Shunryu Suzuki Roshi was a Japanese Zen monk who found a welcoming community in San Francisco in 1959 at the age of 55 where he founded the San Francisco Zen Center, the first Zen center outside of Asia. Local beatniks and scholars like Alan Watts were intrigued and offered their enthusiastic support at the time; the timing was right -- the center is still going strong today. He remained there until his death in 1971, a year after publishing his seminal book, Zen Mind, Beginner's Mind.

Suzuki Roshi's famous dictum -- In the beginner’s mind there are many possibilities, in the expert’s mind there are few. -- is as timely as ever, nearly half a century after its U.S. publication.

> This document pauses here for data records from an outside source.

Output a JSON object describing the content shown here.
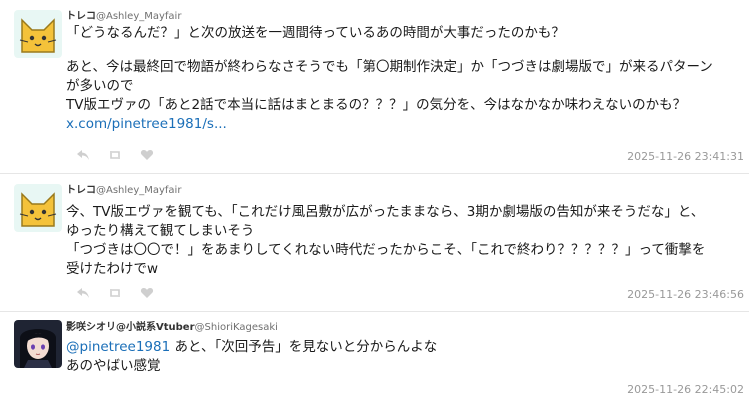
{
  "tweets": [
    {
      "author_name": "トレコ",
      "handle": "@Ashley_Mayfair",
      "avatar_icon": "cat-face-icon",
      "lines": [
        "「どうなるんだ？」と次の放送を一週間待っているあの時間が大事だったのかも？",
        "あと、今は最終回で物語が終わらなさそうでも「第〇期制作決定」か「つづきは劇場版で」が来るパターンが多いので",
        "TV版エヴァの「あと2話で本当に話はまとまるの？？？」の気分を、今はなかなか味わえないのかも？"
      ],
      "line_wrap": [
        "「どうなるんだ？」と次の放送を一週間待っているあの時間が大事だったのかも？",
        "",
        "あと、今は最終回で物語が終わらなさそうでも「第〇期制作決定」か「つづきは劇場版で」が来るパターン",
        "が多いので",
        "TV版エヴァの「あと2話で本当に話はまとまるの？？？」の気分を、今はなかなか味わえないのかも？"
      ],
      "link": "x.com/pinetree1981/s...",
      "timestamp": "2025-11-26 23:41:31"
    },
    {
      "author_name": "トレコ",
      "handle": "@Ashley_Mayfair",
      "avatar_icon": "cat-face-icon",
      "line_wrap": [
        "今、TV版エヴァを観ても、「これだけ風呂敷が広がったままなら、3期か劇場版の告知が来そうだな」と、",
        "ゆったり構えて観てしまいそう",
        "「つづきは〇〇で！」をあまりしてくれない時代だったからこそ、「これで終わり？？？？？」って衝撃を",
        "受けたわけでw"
      ],
      "timestamp": "2025-11-26 23:46:56"
    },
    {
      "author_name": "影咲シオリ@小説系Vtuber",
      "handle": "@ShioriKagesaki",
      "avatar_icon": "anime-girl-avatar-icon",
      "mention": "@pinetree1981",
      "line_wrap": [
        " あと、「次回予告」を見ないと分からんよな",
        "あのやばい感覚"
      ],
      "timestamp": "2025-11-26 22:45:02"
    }
  ],
  "action_icons": [
    "reply-icon",
    "retweet-icon",
    "like-icon"
  ],
  "colors": {
    "link": "#1b6fb8",
    "timestamp": "#999999",
    "icon": "#cfcfcf",
    "cat_bg": "#e8f7f4",
    "cat_face": "#f4c23a"
  }
}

We hear a LOT from *the experts* lately. Journalists, politicians, doctors, nurses, business leaders and more are on every channel of communication from print to electronic answering questions and, sometimes, just offering opinions. They seem to know it all, to have the final say. You may even be an expert of sorts. Maybe you know your kids or family better than anyone. Or your spouse. Or your job duties. Maybe you are the expert story-teller, history-keeper, fixer-upper. And, you know what? We really need experts. We need your expertise.

But stop here. Reset.

Approaching life with a beginner's mind does not mean abandoning your hard-earned skill set. It means always being open and humble. It means understanding that you always have more to learn. It means approaching every new challenge with vigor and curiosity. It also means you don't become arrogant with your opinions, thinking you are right and people who don't get it are deplorables or wingnuts. Take a step back and reflect on what Jack Kornfield says, "When we are free from views, we are willing to learn."

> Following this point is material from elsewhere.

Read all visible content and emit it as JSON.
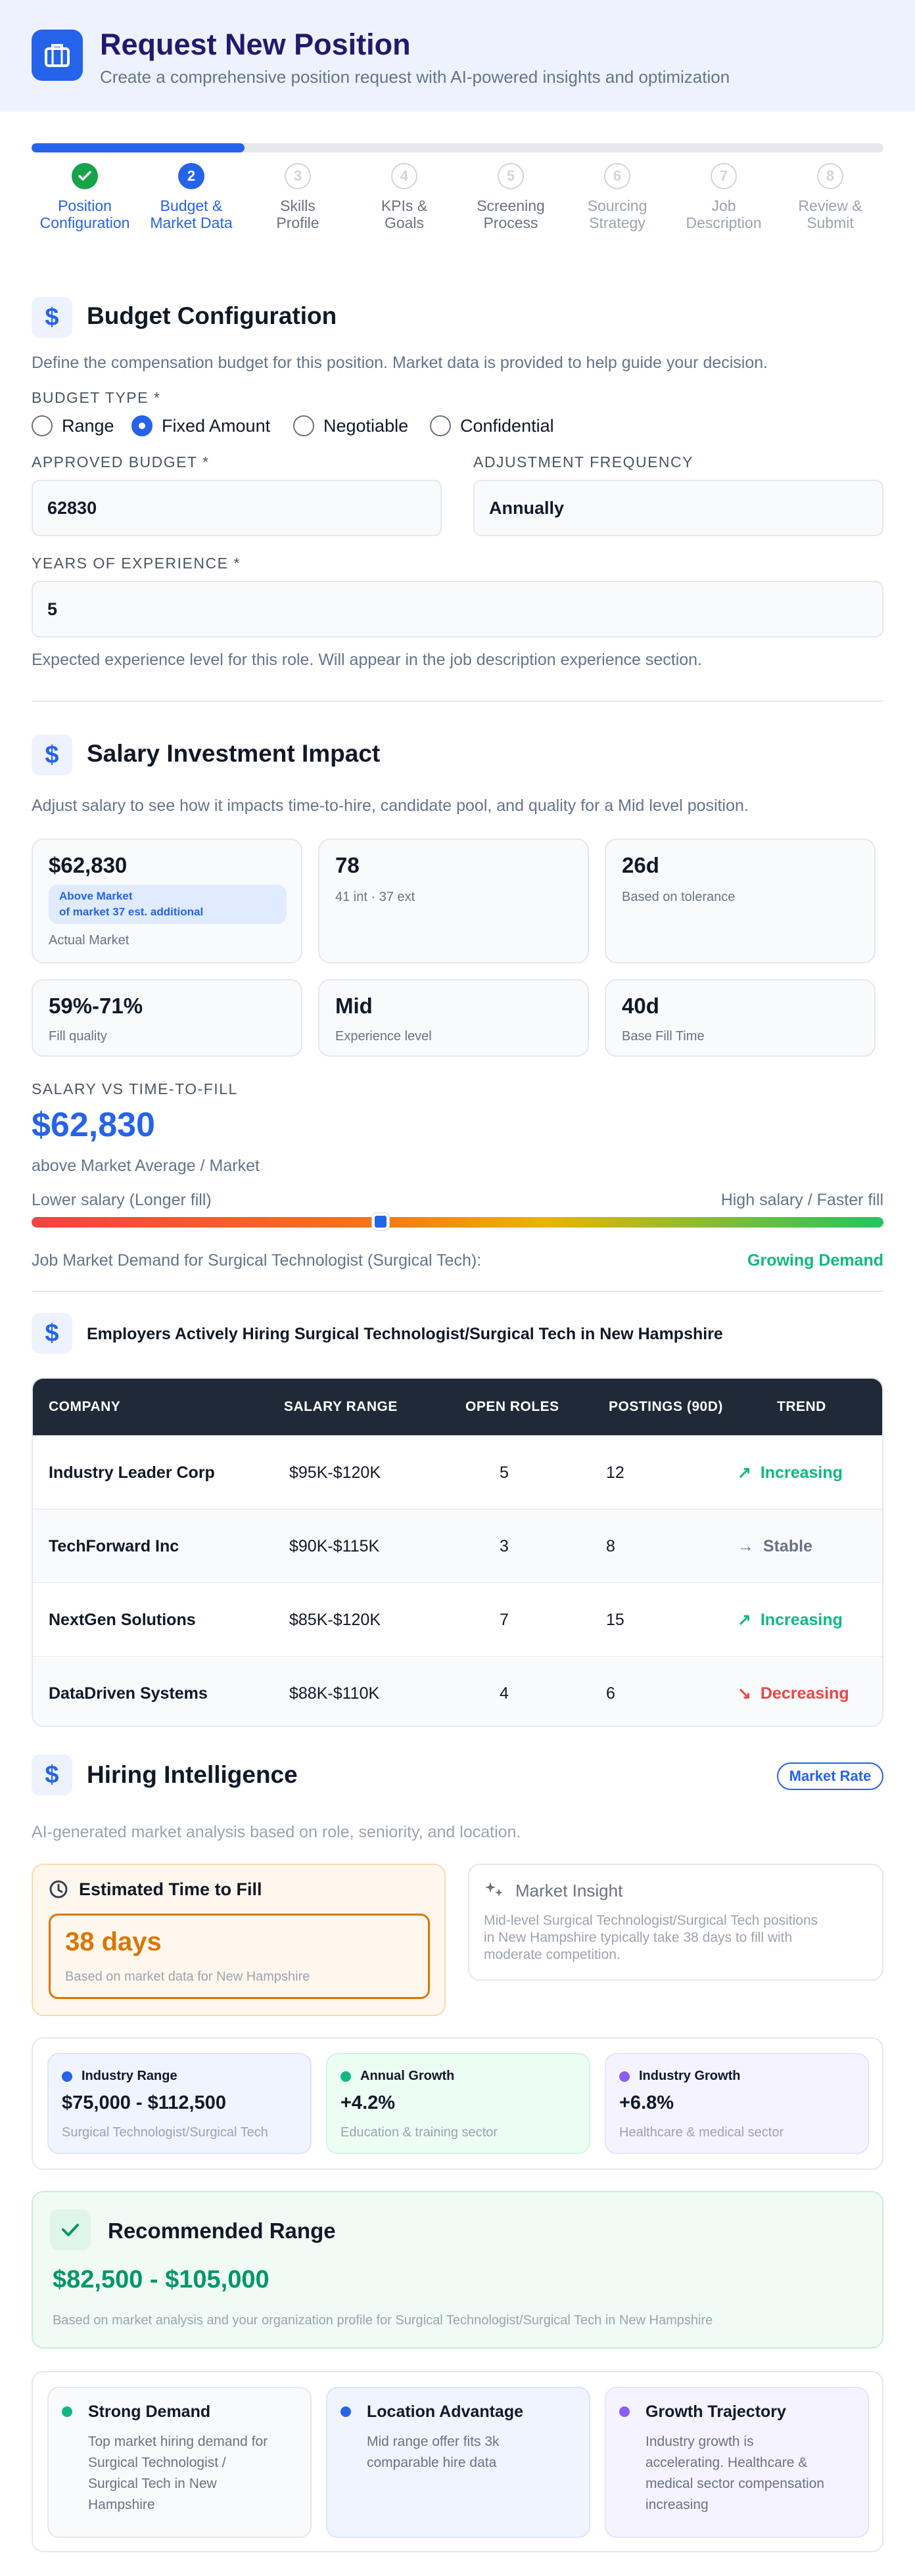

On the other hand, there's our very own belief which quickly hardens into a firm, (read expert) insistence or assumption that if we do well, act *right,* treat others as we wish to be treated, we'll be okay. In fact, we deserve it. We earned that right, so to speak. But, in another seminal book, Rabbi Harold S. Kushner reminds us there really is no comforting connection between deservingness and outcomes, in spite of what we feel or think.

This week, be humble. Be open. Be curious. Look at your loved one with fresh eyes and see what you haven't noticed yet. Breathe. Allow. Summon all your expertise, then put it aside and let a beginner's mind permit you to learn anew. We are all here together. Let us lean in to learning how to do that.